Ecco perché i sindaci che hanno ricevuto tanti voti personali devono rimanere coi piedi per terra e devono saper analizzare bene tutti i motivi, diretti e indiretti, per cui quei voti sono arrivati in un dato contesto elettorale, che non è affatto detto si possa ripetere ancora, garantendo al diretto interessato Trombetta di poter parlare alla stregua dei papi, cioè ex cathedra, e dunque promuovendo concetti che etichettare come forme banali, tutto sommato ingenue in quanto troppo esplicite di doppia morale è anche poco.

Se Pratillo non avesse fatto il trasformista, il sindaco Trombetta non sarebbe riuscito a far quadrare il cerchio attorno all’elezione a presidente del consiglio comunale di Antimo Zarrillo, che ha dato equilibrio e contrappeso alla sua maggioranza.

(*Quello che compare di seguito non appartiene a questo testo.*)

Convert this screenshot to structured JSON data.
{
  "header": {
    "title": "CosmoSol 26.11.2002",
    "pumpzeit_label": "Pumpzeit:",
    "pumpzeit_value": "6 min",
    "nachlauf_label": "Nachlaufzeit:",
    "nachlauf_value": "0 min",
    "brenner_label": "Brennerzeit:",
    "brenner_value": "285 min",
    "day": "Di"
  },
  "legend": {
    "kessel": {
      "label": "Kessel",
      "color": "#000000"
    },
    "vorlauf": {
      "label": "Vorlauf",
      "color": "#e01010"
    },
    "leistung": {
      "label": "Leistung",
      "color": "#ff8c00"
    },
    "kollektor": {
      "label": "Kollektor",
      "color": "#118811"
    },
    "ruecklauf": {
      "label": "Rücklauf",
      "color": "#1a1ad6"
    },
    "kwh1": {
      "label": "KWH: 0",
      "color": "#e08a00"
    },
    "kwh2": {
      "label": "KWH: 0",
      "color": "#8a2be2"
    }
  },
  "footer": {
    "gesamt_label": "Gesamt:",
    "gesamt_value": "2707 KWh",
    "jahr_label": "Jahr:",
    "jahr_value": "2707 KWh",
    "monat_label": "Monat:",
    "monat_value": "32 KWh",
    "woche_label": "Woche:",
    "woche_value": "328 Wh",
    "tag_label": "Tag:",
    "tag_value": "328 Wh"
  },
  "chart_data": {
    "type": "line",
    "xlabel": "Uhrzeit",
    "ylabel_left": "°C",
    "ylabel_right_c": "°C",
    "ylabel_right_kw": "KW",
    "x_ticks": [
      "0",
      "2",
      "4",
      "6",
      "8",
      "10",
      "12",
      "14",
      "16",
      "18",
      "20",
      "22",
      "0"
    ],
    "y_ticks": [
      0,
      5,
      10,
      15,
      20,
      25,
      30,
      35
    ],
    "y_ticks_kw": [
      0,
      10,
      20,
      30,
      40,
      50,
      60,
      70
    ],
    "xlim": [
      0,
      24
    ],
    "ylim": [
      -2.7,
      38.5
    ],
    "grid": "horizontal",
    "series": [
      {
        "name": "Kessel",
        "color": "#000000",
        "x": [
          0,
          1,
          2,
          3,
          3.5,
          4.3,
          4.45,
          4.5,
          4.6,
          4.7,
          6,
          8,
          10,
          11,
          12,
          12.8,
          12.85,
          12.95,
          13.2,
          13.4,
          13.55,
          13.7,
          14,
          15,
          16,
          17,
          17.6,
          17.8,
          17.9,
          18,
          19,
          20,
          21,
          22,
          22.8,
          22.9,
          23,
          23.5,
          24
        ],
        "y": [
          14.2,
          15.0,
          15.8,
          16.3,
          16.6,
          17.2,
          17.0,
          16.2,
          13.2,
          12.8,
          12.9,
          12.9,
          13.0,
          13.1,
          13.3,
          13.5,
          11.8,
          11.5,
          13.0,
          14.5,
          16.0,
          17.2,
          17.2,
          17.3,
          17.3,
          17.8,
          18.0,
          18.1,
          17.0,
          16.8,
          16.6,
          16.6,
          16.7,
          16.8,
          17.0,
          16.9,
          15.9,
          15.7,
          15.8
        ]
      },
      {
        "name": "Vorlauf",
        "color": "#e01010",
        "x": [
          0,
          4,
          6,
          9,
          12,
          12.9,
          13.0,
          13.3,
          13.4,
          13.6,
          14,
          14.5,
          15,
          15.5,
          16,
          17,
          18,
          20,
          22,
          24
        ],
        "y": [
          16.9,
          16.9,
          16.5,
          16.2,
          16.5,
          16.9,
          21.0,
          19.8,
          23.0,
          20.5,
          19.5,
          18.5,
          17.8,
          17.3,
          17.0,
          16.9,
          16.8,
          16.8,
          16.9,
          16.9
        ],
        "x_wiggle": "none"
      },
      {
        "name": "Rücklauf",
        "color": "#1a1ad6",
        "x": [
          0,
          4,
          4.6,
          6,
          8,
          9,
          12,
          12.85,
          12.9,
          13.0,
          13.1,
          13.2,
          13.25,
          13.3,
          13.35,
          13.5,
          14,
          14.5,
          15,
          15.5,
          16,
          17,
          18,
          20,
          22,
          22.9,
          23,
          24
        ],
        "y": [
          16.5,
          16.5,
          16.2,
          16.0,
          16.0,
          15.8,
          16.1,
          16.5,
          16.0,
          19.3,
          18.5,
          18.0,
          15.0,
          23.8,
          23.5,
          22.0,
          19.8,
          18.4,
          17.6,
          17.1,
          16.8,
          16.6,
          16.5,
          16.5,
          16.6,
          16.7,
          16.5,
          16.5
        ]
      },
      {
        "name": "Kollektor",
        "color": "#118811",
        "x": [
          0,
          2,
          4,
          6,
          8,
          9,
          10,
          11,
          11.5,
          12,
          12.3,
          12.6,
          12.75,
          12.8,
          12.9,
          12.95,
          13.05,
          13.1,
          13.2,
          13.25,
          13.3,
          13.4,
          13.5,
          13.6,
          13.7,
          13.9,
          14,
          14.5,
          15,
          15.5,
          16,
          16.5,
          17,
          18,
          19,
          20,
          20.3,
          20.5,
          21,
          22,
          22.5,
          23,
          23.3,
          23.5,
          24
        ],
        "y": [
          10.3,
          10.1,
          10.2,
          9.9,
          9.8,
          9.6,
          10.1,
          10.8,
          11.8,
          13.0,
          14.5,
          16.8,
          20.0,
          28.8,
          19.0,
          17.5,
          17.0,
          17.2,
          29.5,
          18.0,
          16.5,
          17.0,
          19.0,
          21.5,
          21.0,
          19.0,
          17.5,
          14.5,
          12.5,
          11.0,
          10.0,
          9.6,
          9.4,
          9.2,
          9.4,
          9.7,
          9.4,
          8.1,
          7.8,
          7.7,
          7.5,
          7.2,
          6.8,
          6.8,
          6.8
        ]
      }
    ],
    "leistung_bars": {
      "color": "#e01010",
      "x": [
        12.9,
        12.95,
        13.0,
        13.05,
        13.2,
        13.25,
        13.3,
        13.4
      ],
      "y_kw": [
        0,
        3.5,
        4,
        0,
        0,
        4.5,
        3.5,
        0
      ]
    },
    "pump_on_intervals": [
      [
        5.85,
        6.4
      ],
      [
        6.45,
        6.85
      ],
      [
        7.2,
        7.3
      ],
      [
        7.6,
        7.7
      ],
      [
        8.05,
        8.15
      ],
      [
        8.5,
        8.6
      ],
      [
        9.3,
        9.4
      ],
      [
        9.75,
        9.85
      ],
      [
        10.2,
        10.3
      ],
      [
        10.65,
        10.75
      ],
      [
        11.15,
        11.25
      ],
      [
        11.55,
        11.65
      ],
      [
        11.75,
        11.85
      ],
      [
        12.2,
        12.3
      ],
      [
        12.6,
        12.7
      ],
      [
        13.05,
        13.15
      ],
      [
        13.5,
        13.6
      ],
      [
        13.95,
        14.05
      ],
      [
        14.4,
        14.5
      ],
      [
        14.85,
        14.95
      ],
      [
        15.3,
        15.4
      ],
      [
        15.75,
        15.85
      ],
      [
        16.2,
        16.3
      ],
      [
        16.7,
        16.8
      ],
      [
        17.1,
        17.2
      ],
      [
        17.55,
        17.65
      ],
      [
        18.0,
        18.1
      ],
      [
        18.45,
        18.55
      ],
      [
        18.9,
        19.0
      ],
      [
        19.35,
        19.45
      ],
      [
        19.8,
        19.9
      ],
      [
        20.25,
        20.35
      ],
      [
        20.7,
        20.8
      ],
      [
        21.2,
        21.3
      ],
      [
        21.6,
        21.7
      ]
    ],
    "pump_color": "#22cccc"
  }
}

Questo sia detto con il massimo rispetto, rinviando ad una prossima trattazione un altro argomento interessante, che ha a che fare con altre manovre, orchestrate dal più che presente Gabriele Trombetta, ex assessore di Velardi, nipote del sindaco e zanniniano di ferro, attorno a Nicola Russo, entrato in consiglio soprattutto grazie ai voti di G.B. Valentino che, diciamocela tutta, sta ricevendo molte avances per andare a puntellare una maggioranza che non c’è e che sarà condannata solo a sopravvivere da un errore evidente, frutto della presunzione e dell’inesperienza compiuto dal sindaco Trombetta, dai maggiorenti della sua coalizione e di cui scriveremo poi.